In a ruling handed down on December 14, 2010, the Sixth Circuit in United States v. Warshak held that a user of a third-party e-mail service has a reasonable expectation of privacy in the e-mails stored on the third-party’s servers. In the case, the government failed to obtain a search warrant based on probable cause before it compelled Warshak’s ISP to turn over his e-mail communications. The government argued that the Stored Communications Act of 1986 (SCA) permitted just such a warrantless search. In holding that Warshak had a reasonable expectation of privacy, the court struck that part of the SCA as unconstitutional.
Privacy issues such as those addressed by the Sixth Circuit in Warshak likely will continue to dominate the news in the coming year. As more individuals, companies, and governments communicate and store data in the cloud, both the technological and legal privacy and security of that data will be tested. And as the Warshak case demonstrates, federal statutes drafted decades ago — or even mere years ago —cannot be reasonably be interpreted in light of the current state of online data storage and communication. At its base, the privacy issue in Warshak is no different than traditional forms of private communication, which the Sixth Circuit correctly reasoned. In 1986, however, it was not so simple to draw the analogy between electronically stored communications and regular mail. Legislators are not often elected for their ability to understand how technological changes will effect current legislation.
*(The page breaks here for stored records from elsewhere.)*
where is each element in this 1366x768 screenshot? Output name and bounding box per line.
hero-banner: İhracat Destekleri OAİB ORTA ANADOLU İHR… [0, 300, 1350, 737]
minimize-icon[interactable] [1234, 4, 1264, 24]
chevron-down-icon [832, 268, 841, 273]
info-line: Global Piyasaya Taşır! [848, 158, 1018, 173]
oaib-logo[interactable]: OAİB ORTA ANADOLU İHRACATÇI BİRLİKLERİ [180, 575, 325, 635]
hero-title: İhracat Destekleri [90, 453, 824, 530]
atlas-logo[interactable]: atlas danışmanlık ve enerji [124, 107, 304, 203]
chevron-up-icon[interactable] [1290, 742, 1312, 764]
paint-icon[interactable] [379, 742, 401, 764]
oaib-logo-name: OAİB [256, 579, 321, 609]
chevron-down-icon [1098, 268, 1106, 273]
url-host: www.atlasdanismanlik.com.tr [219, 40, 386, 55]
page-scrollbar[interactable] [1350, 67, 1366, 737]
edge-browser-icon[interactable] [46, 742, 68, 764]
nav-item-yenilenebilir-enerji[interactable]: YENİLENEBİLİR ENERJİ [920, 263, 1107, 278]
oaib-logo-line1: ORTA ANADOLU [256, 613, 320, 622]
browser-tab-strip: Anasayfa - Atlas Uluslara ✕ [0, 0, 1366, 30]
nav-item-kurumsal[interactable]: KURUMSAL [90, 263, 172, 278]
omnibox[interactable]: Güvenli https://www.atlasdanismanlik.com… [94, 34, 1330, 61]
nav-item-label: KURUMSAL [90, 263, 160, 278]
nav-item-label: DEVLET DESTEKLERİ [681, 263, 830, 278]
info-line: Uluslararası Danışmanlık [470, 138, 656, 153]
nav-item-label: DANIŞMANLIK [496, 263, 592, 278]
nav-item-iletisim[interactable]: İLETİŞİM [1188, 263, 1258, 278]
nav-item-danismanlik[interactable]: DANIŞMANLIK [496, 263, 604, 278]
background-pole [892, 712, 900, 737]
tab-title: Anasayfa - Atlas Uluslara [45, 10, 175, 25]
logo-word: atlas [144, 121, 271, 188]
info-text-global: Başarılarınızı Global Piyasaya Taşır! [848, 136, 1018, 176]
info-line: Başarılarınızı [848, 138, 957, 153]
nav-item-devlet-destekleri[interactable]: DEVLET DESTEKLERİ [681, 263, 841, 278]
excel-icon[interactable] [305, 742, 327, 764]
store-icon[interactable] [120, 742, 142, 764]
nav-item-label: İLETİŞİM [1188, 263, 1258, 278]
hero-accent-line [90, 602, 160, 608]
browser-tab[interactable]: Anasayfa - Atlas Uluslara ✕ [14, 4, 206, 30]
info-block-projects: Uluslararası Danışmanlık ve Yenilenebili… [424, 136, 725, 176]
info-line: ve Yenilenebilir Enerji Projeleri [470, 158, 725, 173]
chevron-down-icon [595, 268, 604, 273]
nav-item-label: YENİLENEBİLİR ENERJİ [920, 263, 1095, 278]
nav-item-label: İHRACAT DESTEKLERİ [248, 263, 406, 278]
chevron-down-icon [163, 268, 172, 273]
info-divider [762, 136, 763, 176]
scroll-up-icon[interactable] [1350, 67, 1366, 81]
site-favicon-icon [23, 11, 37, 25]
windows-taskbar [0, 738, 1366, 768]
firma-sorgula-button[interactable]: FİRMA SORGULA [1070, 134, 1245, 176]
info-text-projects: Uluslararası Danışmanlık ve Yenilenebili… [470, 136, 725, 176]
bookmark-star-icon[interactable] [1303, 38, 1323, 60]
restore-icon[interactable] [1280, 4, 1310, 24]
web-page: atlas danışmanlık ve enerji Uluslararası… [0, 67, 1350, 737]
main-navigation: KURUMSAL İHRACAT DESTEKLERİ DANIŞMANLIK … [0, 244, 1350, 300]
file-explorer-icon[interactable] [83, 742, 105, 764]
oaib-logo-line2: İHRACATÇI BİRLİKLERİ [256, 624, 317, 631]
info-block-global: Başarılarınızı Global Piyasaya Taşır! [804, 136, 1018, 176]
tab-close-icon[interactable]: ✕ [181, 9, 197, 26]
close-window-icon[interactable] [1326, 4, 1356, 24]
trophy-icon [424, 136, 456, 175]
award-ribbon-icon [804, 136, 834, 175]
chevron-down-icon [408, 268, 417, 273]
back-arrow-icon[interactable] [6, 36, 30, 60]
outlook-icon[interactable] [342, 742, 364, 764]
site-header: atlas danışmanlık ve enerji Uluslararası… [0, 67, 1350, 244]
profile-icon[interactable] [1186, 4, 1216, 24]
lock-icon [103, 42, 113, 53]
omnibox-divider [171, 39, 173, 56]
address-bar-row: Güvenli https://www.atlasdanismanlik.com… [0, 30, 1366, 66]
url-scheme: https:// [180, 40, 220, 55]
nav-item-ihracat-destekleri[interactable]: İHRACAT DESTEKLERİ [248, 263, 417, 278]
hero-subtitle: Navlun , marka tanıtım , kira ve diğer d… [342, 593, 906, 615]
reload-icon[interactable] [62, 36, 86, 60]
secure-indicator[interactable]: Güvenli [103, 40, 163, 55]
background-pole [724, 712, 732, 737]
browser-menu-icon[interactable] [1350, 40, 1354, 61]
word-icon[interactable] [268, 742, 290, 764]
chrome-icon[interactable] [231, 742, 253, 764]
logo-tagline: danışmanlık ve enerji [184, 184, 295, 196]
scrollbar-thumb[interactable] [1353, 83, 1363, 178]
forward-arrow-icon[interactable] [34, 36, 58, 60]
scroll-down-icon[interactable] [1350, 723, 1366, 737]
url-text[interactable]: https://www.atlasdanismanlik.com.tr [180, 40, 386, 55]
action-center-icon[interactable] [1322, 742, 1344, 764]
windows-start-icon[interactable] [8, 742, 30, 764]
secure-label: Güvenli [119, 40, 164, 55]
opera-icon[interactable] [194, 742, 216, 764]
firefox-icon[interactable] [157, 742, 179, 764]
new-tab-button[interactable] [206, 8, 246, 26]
Legislation aimed at regulating, or otherwise affecting, technological change is almost always going to be outdated shortly after it is passed. This is not necessarily because we do not have bright, technologically savvy legislators drafting these laws. Rather, it likely has more to do with the fact that our brand of democracy results in a government that often is slow to respond. To effectively mitigate privacy and security risks, reliance on the government for protection is not a wise strategy. The best protection will result from carefully considered, contractual provisions that include in the balance of equities the privacy and security risks individuals and organizations face when entering the cloud.